Talvez a “jornada” de Harry sempre fosse terminar aqui, na Califórnia, separado de sua família, lambendo feridas que levaram décadas se formando.
Ele claramente sente que ao defender Meghan, contra os tabloides, contra a família, está corrigindo as injustiças em nome de sua mãe morta.
Na cabeça dele, Meghan é a herdeira de Diana. Quando o casal discute como eles acham isso difícil, quando ofuscaram membros da realeza mais seniores com capas reluzentes na imprensa (antes de, segundo eles, serem jogados aos lobos), ele diz: “Minha mãe sentia o mesmo”.
Independentemente de ele estar certo ou não, Meghan preencheu o vazio que sua mãe deixou.
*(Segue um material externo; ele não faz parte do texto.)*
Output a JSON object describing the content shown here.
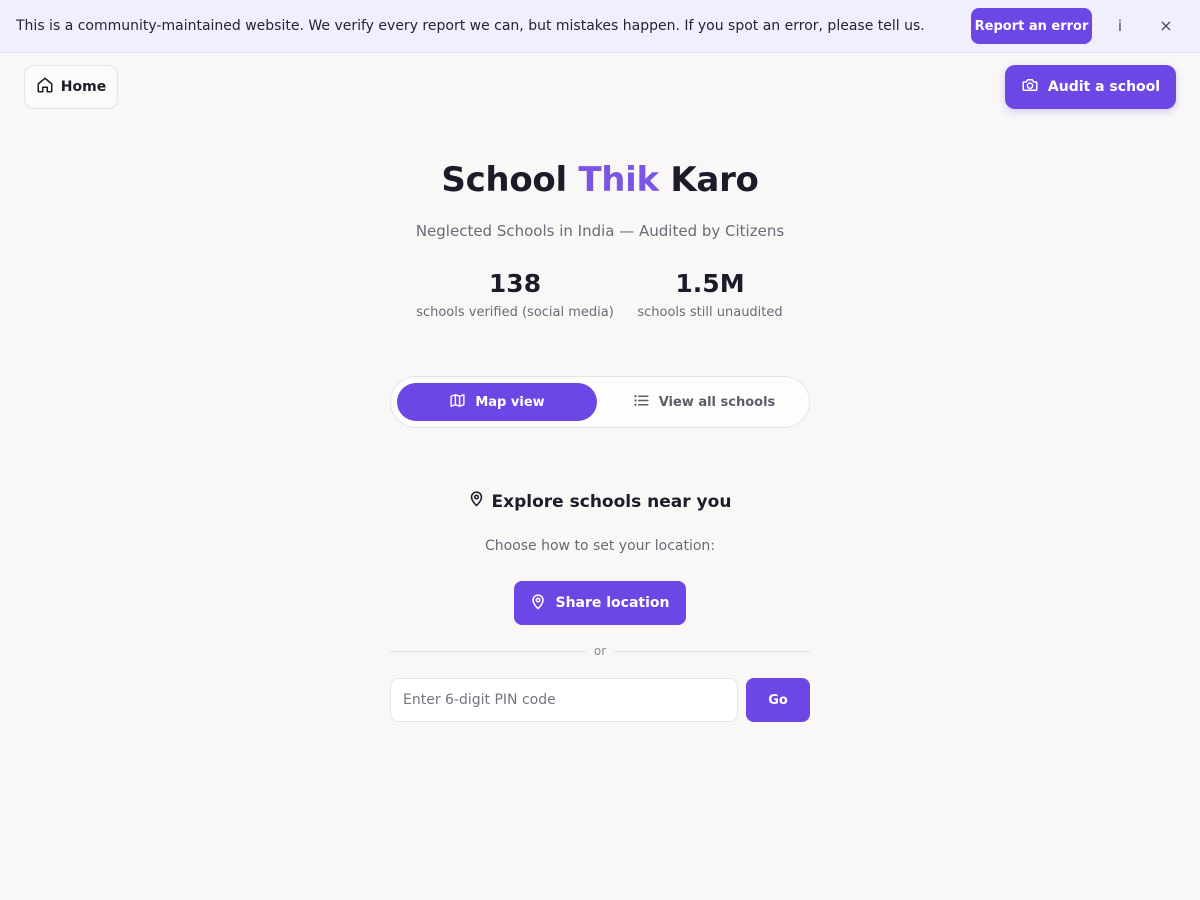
{
  "banner": {
    "text": "This is a community-maintained website. We verify every report we can, but mistakes happen. If you spot an error, please tell us.",
    "report_label": "Report an error",
    "info_label": "i",
    "close_label": "×"
  },
  "nav": {
    "home_label": "Home",
    "audit_label": "Audit a school"
  },
  "hero": {
    "title_part1": "School",
    "title_accent": "Thik",
    "title_part2": "Karo",
    "subtitle": "Neglected Schools in India — Audited by Citizens",
    "stats": [
      {
        "value": "138",
        "label": "schools verified (social media)"
      },
      {
        "value": "1.5M",
        "label": "schools still unaudited"
      }
    ]
  },
  "toggle": {
    "map_label": "Map view",
    "list_label": "View all schools",
    "selected": "map"
  },
  "explore": {
    "heading": "Explore schools near you",
    "subtext": "Choose how to set your location:",
    "share_label": "Share location",
    "divider": "or",
    "pin_placeholder": "Enter 6-digit PIN code",
    "pin_value": "",
    "go_label": "Go"
  },
  "icons": {
    "home": "home-icon",
    "audit": "camera-icon",
    "map_view": "map-icon",
    "list_view": "list-icon",
    "explore": "map-pin-icon",
    "share": "map-pin-icon"
  },
  "colors": {
    "accent": "#6c47e5",
    "title_accent": "#7b55e3",
    "banner_bg": "#f1effd",
    "page_bg": "#f9f8f7",
    "text_muted": "#6b6a78"
  }
}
E ele claramente ainda está lidando com a dor e a raiva que a morte de Diana causou.
6. Uma carta de amor à Califórnia
Somos apresentados ao chamado “Estado dourado” em toda a sua glória — praias, palmeiras, horizontes (e um pouco de ioga e meditação ao longo do caminho).
É impossível não contrastar com a vida mais formal que vemos retratada no Reino Unido, assim como com o fio condutor da série de que o racismo foi um fator importante no que eles passaram.
Este programa é voltado para os EUA, onde o casal é mais popular.
A Califórnia — e suas vidas — são reveladas em cores cinematográficas. (E não podemos esquecer que, seja qual for o custo pessoal, a vida deles é muito boa — uma casa grande, um cheque gordo da Netflix, dois filhos adoráveis, amigos famosos).
Eles estão enviando uma mensagem clara de volta à Grã-Bretanha sobre a recepção calorosa que tiveram nos Estados Unidos. O Reino Unido parece mais cinza e menos livre em contrapartida.
7. Qual vai ser o próximo capítulo?
A certa altura, Harry diz — num sinal de que depositou toda sua fé na terapia como resposta — que “para que a mudança aconteça, muita dor tem que acontecer e vir à tona. Para que possamos passar para o próximo capítulo, você tem que terminar o primeiro capítulo”.
Talvez seja um reconhecimento de que, depois que seu livro de memórias for lançado, a história do casal com a família real chegará ao fim.
O livro se chama Spare (O que Sobra, no Brasil), título que foi visto como uma provocação aos protocolos aristocráticos, o herdeiro e o (desprezado) sobressalente ou reserva (possíveis traduções para a palavra “spare“).
Mas assistindo à série me pergunto se Harry é o sortudo. Como sobressalente, ele pode ir embora, romper o vínculo. Como sobressalente, ele pode vender sua história para a Netflix. Ele pode optar por embarcar no “voo da liberdade” que descreve.
É ridículo dizer que devemos ter pena de William e Kate. De muitas maneiras, eles têm uma vida dourada com a qual o resto de nós só poderia sonhar.
Mas será que eles também estão presos em uma história que não podem mudar? É improvável que consigamos ouvir a “verdade” deles, o lado deles.
Enquanto isso, Harry e Meghan, se tiverem algum bom senso, vão deixar isso para trás e seguir para o próximo capítulo de suas vidas.